Enfin, la mission d'accessibilité bancaire a été officiellement confiée à La Banque Postale par la loi du 4 août 2008. L'objectif de cette mission de service public est de permettre l'accès, via le Livret A, à un substitut de compte bancaire, dépourvu de moyens de paiement, mais sur lequel sont autorisés, de manière gratuite et illimitée, des retraits en liquide à partir de 1,5 euros - les autres établissements imposent un minimum de dix euros -, ainsi que certaines opérations de virement et de prélèvements.

Au titre de cette mission de service public, La Banque Postale perçoit une compensation financière, qui était de 225 millions d'euros en 2016, montant non négligeable pour l'équilibre financier de La Banque Postale.

L'enjeu aujourd'hui est moins de compléter les dispositifs existants que d'améliorer les conditions de leur mise en oeuvre et d'assurer la cohérence d'ensemble grâce à une meilleure articulation entre eux. Nous avons en effet constaté lors de notre contrôle que les dispositifs actuels se juxtaposent les uns aux autres, sans véritable hiérarchie, et se chevauchent en partie. Ainsi, environ 2 millions de détenteurs du Livret A utilisent ce service comme un substitut de compte bancaire, par le biais de nombreuses opérations de virement et de prélèvement, ainsi que de nombreux retraits et dépôts d'espèces via les guichets de La Banque Postale. Or une partie d'entre eux disposent déjà d'un compte bancaire et ne sont pas en situation d'exclusion bancaire. Ils ne constituent donc pas le coeur de cible de la mission d'accessibilité bancaire. Cet outil de gestion de trésorerie est incontestablement sécurisant, car il est exonéré de frais en cas d'incident. Mais la limitation de ces frais est précisément l'objectif assigné à l'offre spécifique de services bancaires.

Les bénévoles des associations caritatives et professionnels de l'action sociale ont souligné le manque de lisibilité en la matière, avec un risque d'inadaptation des services offerts par rapport aux besoins. Une clarification serait souhaitable afin de mieux définir les places respectives du droit au compte, de l'offre spécifique et de la mission d'accessibilité bancaire.

Selon nous, il convient de privilégier la primauté du droit au compte et de moyens de paiement adaptés en faveur des personnes qui en sont dépourvues. En revanche, pour les personnes déjà détentrices d'un compte bancaire mais qui se trouvent en situation de fragilité, l'offre spécifique paraît plus adaptée que le LivretA, dont les fonctionnalités sont très limitées.

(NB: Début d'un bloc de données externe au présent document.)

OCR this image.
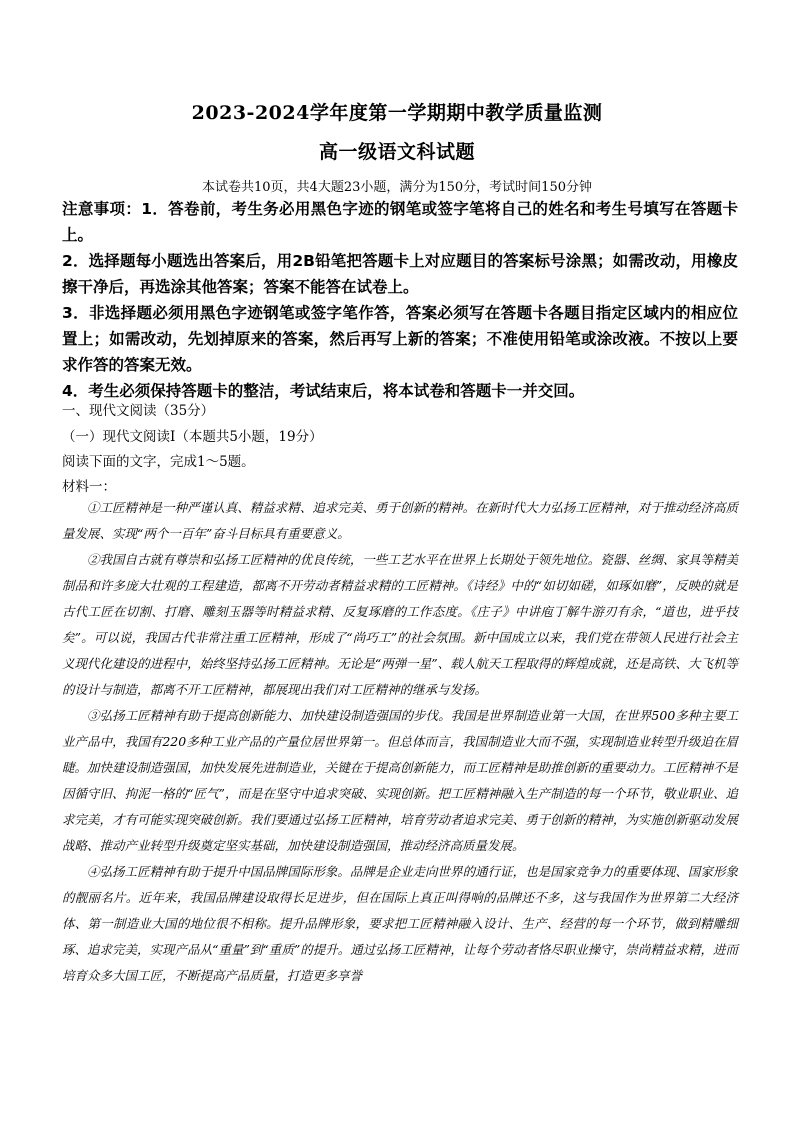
2023-2024学年度第一学期期中教学质量监测
高一级语文科试题
本试卷共10页，共4大题23小题，满分为150分，考试时间150分钟

注意事项：1．答卷前，考生务必用黑色字迹的钢笔或签字笔将自己的姓名和考生号填写在答题卡上。

2．选择题每小题选出答案后，用2B铅笔把答题卡上对应题目的答案标号涂黑；如需改动，用橡皮擦干净后，再选涂其他答案；答案不能答在试卷上。

3．非选择题必须用黑色字迹钢笔或签字笔作答，答案必须写在答题卡各题目指定区域内的相应位置上；如需改动，先划掉原来的答案，然后再写上新的答案；不准使用铅笔或涂改液。不按以上要求作答的答案无效。

4．考生必须保持答题卡的整洁，考试结束后，将本试卷和答题卡一并交回。

一、现代文阅读（35分）
（一）现代文阅读Ⅰ（本题共5小题，19分）
阅读下面的文字，完成1～5题。
材料一：

①工匠精神是一种严谨认真、精益求精、追求完美、勇于创新的精神。在新时代大力弘扬工匠精神，对于推动经济高质量发展、实现“两个一百年”奋斗目标具有重要意义。

②我国自古就有尊崇和弘扬工匠精神的优良传统，一些工艺水平在世界上长期处于领先地位。瓷器、丝绸、家具等精美制品和许多庞大壮观的工程建造，都离不开劳动者精益求精的工匠精神。《诗经》中的“如切如磋，如琢如磨”，反映的就是古代工匠在切割、打磨、雕刻玉器等时精益求精、反复琢磨的工作态度。《庄子》中讲庖丁解牛游刃有余，“道也，进乎技矣”。可以说，我国古代非常注重工匠精神，形成了“尚巧工”的社会氛围。新中国成立以来，我们党在带领人民进行社会主义现代化建设的进程中，始终坚持弘扬工匠精神。无论是“两弹一星”、载人航天工程取得的辉煌成就，还是高铁、大飞机等的设计与制造，都离不开工匠精神，都展现出我们对工匠精神的继承与发扬。

③弘扬工匠精神有助于提高创新能力、加快建设制造强国的步伐。我国是世界制造业第一大国，在世界500多种主要工业产品中，我国有220多种工业产品的产量位居世界第一。但总体而言，我国制造业大而不强，实现制造业转型升级迫在眉睫。加快建设制造强国，加快发展先进制造业，关键在于提高创新能力，而工匠精神是助推创新的重要动力。工匠精神不是因循守旧、拘泥一格的“匠气”，而是在坚守中追求突破、实现创新。把工匠精神融入生产制造的每一个环节，敬业职业、追求完美，才有可能实现突破创新。我们要通过弘扬工匠精神，培育劳动者追求完美、勇于创新的精神，为实施创新驱动发展战略、推动产业转型升级奠定坚实基础，加快建设制造强国，推动经济高质量发展。

④弘扬工匠精神有助于提升中国品牌国际形象。品牌是企业走向世界的通行证，也是国家竞争力的重要体现、国家形象的靓丽名片。近年来，我国品牌建设取得长足进步，但在国际上真正叫得响的品牌还不多，这与我国作为世界第二大经济体、第一制造业大国的地位很不相称。提升品牌形象，要求把工匠精神融入设计、生产、经营的每一个环节，做到精雕细琢、追求完美，实现产品从“重量”到“重质”的提升。通过弘扬工匠精神，让每个劳动者恪尽职业操守，崇尚精益求精，进而培育众多大国工匠，不断提高产品质量，打造更多享誉
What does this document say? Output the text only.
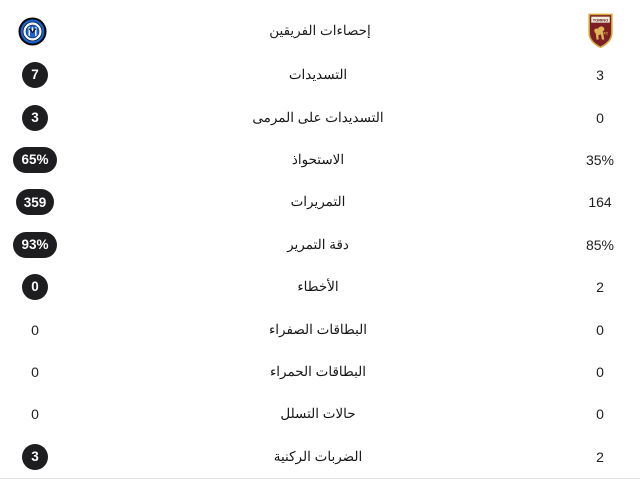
إحصاءات الفريقين
TORINO
FC
7	التسديدات	3
3	التسديدات على المرمى	0
65%	الاستحواذ	35%
359	التمريرات	164
93%	دقة التمرير	85%
0	الأخطاء	2
0	البطاقات الصفراء	0
0	البطاقات الحمراء	0
0	حالات التسلل	0
3	الضربات الركنية	2
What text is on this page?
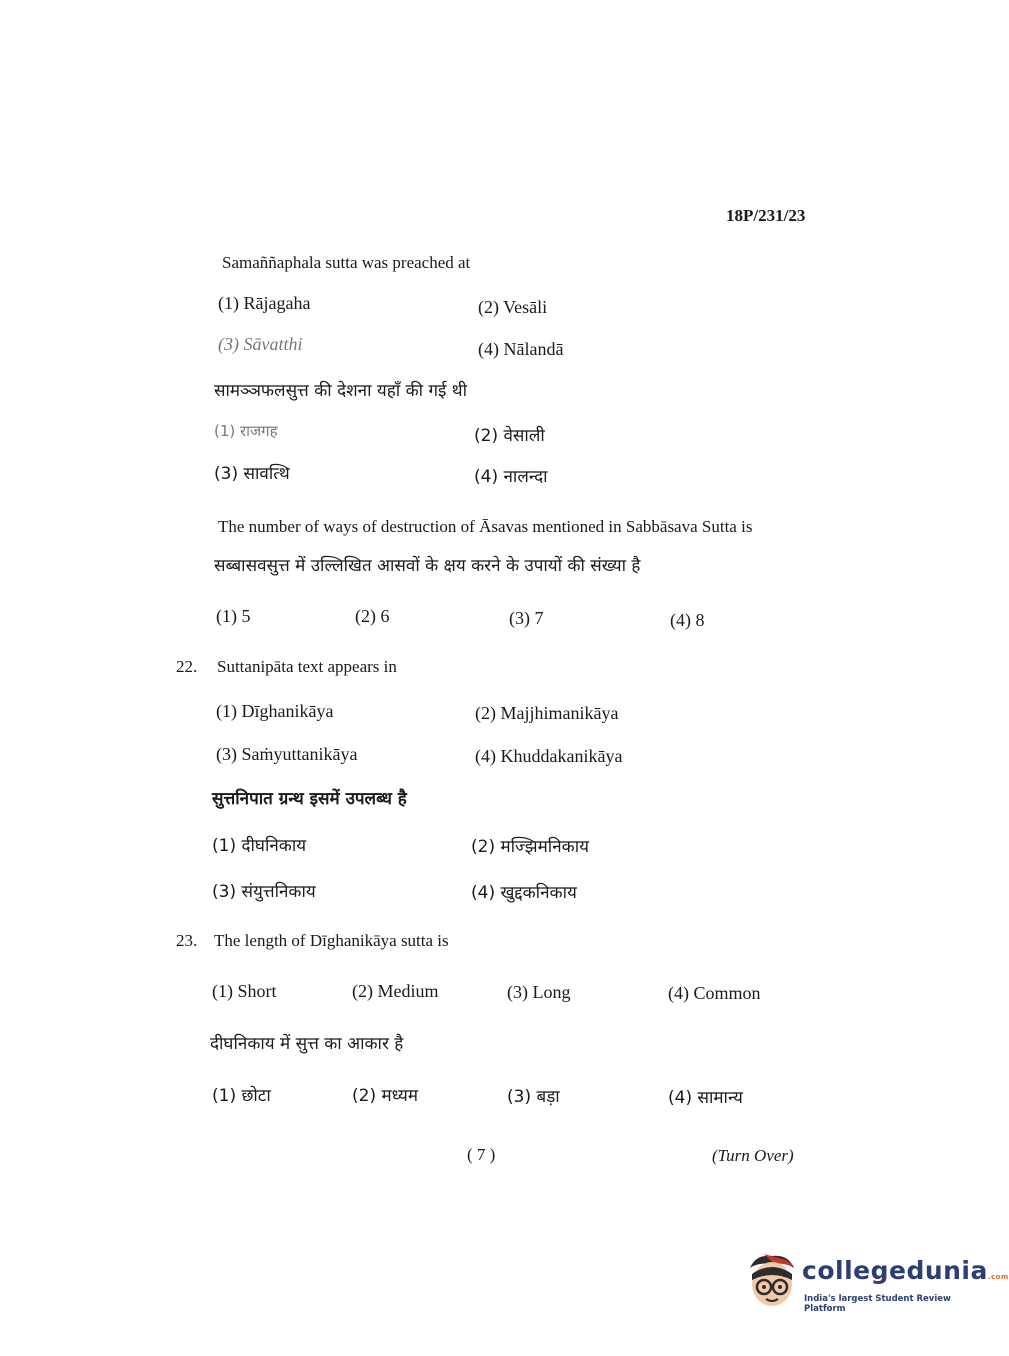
18P/231/23
Samaññaphala sutta was preached at
(1) Rājagaha	(2) Vesāli
(3) Sāvatthi	(4) Nālandā
सामञ्ञफलसुत्त की देशना यहाँ की गई थी
(1) राजगह	(2) वेसाली
(3) सावत्थि	(4) नालन्दा
The number of ways of destruction of Āsavas mentioned in Sabbāsava Sutta is
सब्बासवसुत्त में उल्लिखित आसवों के क्षय करने के उपायों की संख्या है
(1) 5	(2) 6	(3) 7	(4) 8
22. Suttanipāta text appears in
(1) Dīghanikāya	(2) Majjhimanikāya
(3) Saṁyuttanikāya	(4) Khuddakanikāya
सुत्तनिपात ग्रन्थ इसमें उपलब्ध है
(1) दीघनिकाय	(2) मज्झिमनिकाय
(3) संयुत्तनिकाय	(4) खुद्दकनिकाय
23. The length of Dīghanikāya sutta is
(1) Short	(2) Medium	(3) Long	(4) Common
दीघनिकाय में सुत्त का आकार है
(1) छोटा	(2) मध्यम	(3) बड़ा	(4) सामान्य
( 7 )	(Turn Over)
collegedunia.com
India's largest Student Review Platform
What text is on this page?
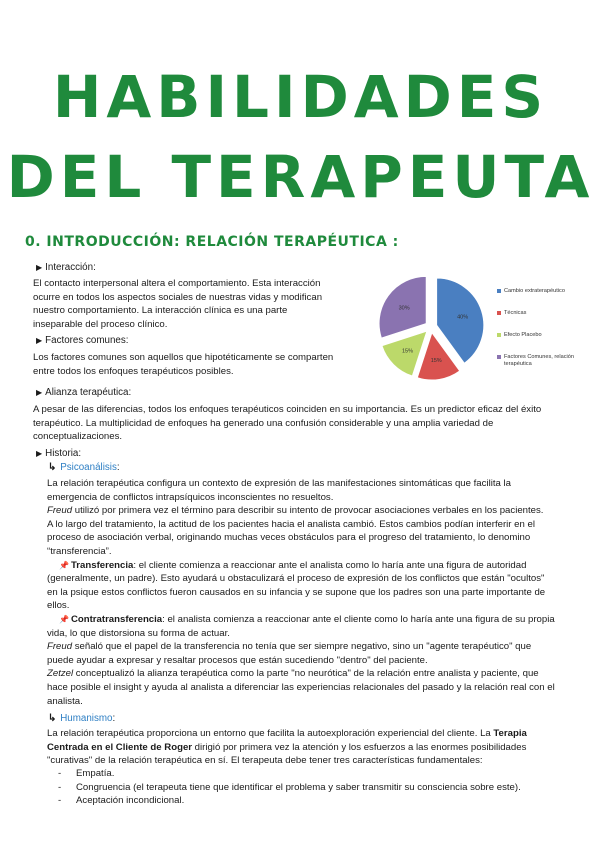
HABILIDADES
DEL TERAPEUTA
0. INTRODUCCIÓN: RELACIÓN TERAPÉUTICA :
▶ Interacción:
El contacto interpersonal altera el comportamiento. Esta interacción
ocurre en todos los aspectos sociales de nuestras vidas y modifican
nuestro comportamiento. La interacción clínica es una parte
inseparable del proceso clínico.
▶ Factores comunes:
Los factores comunes son aquellos que hipotéticamente se comparten
entre todos los enfoques terapéuticos posibles.
40%
15%
15%
30%
Cambio extraterapéutico
Técnicas
Efecto Placebo
Factores Comunes, relación terapéutica
▶ Alianza terapéutica:
A pesar de las diferencias, todos los enfoques terapéuticos coinciden en su importancia. Es un predictor eficaz del éxito
terapéutico. La multiplicidad de enfoques ha generado una confusión considerable y una amplia variedad de
conceptualizaciones.
▶ Historia:
↳ Psicoanálisis:
La relación terapéutica configura un contexto de expresión de las manifestaciones sintomáticas que facilita la
emergencia de conflictos intrapsíquicos inconscientes no resueltos.
Freud utilizó por primera vez el término para describir su intento de provocar asociaciones verbales en los pacientes.
A lo largo del tratamiento, la actitud de los pacientes hacia el analista cambió. Estos cambios podían interferir en el
proceso de asociación verbal, originando muchas veces obstáculos para el progreso del tratamiento, lo denomino
“transferencia”.
📌 Transferencia: el cliente comienza a reaccionar ante el analista como lo haría ante una figura de autoridad
(generalmente, un padre). Esto ayudará u obstaculizará el proceso de expresión de los conflictos que están "ocultos"
en la psique estos conflictos fueron causados en su infancia y se supone que los padres son una parte importante de
ellos.
📌 Contratransferencia: el analista comienza a reaccionar ante el cliente como lo haría ante una figura de su propia
vida, lo que distorsiona su forma de actuar.
Freud señaló que el papel de la transferencia no tenía que ser siempre negativo, sino un "agente terapéutico" que
puede ayudar a expresar y resaltar procesos que están sucediendo "dentro" del paciente.
Zetzel conceptualizó la alianza terapéutica como la parte "no neurótica" de la relación entre analista y paciente, que
hace posible el insight y ayuda al analista a diferenciar las experiencias relacionales del pasado y la relación real con el
analista.
↳ Humanismo:
La relación terapéutica proporciona un entorno que facilita la autoexploración experiencial del cliente. La Terapia
Centrada en el Cliente de Roger dirigió por primera vez la atención y los esfuerzos a las enormes posibilidades
"curativas" de la relación terapéutica en sí. El terapeuta debe tener tres características fundamentales:
- Empatía.
- Congruencia (el terapeuta tiene que identificar el problema y saber transmitir su consciencia sobre este).
- Aceptación incondicional.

La réaffirmation du droit au compte suppose une amélioration concernant la mise en oeuvre du dispositif, qui touchait seulement 145 000 comptes actifs en 2015. Ce chiffre est faible, car il existe d'autres solutions ; il s'explique aussi par la complexité et la longueur de la procédure pour les demandeurs. Des progrès pourraient être réalisés dans le pilotage du dispositif.

Actuellement, la Banque de France désigne des banques pour l'ouverture d'un banque, mais elle n'est pas informée des suites de ces désignations, y compris la non-présentation du demandeur. Or ce qui importe avant tout pour ce dernier, ce sont les conséquences concrètes de la désignation, c'est-à-dire l'ouverture effective du compte.

La Cour a donc formulé quelques recommandations concernant le droit au compte. Elle préconise de renforcer le suivi, par la Banque de France, des désignations effectuées au titre du droit au compte afin d'assurer l'effectivité et la rapidité de l'exercice de ce droit - aucune statistique n'existe encore à ce jour. Elle suggère de mettre en place un processus de dématérialisation des échanges entre la Banque de France et les établissements de crédit dans le cadre du droit au compte. Elle souhaite, enfin, renforcer les actions destinées à sensibiliser les acteurs de la sphère sociale et les associations sur la procédure du droit au compte.

Si le droit au compte doit être la clé de voute du dispositif d'amélioration de l'inclusion bancaire, faut-il pour autant renoncer à la mission de « pré-bancarisation » qui repose sur le Livret A de La Banque Postale ? Ce n'est pas notre conclusion, car il est difficile de définir précisément les utilisateurs exclusifs du Livret A, qu'ils détiennent ou non un autre compte bancaire. La Banque Postale et les pouvoirs publics devraient réaliser une enquête sur ce point, afin de sérier les besoins et de proposer une offre adaptée, qui passerait probablement par un recentrage de la mission d'accessibilité bancaire en faveur de ceux qui sont temporairement dans l'impossibilité de disposer d'un compte courant. L'exemple le plus évident est celui des migrants, dont un certain nombre ne sont pas en possession des pièces justificatives requises pour solliciter l'ouverture du droit au compte auprès de la Banque de France. Le Livret A constitue sans doute la meilleure offre à cet égard et devrait donc être maintenu.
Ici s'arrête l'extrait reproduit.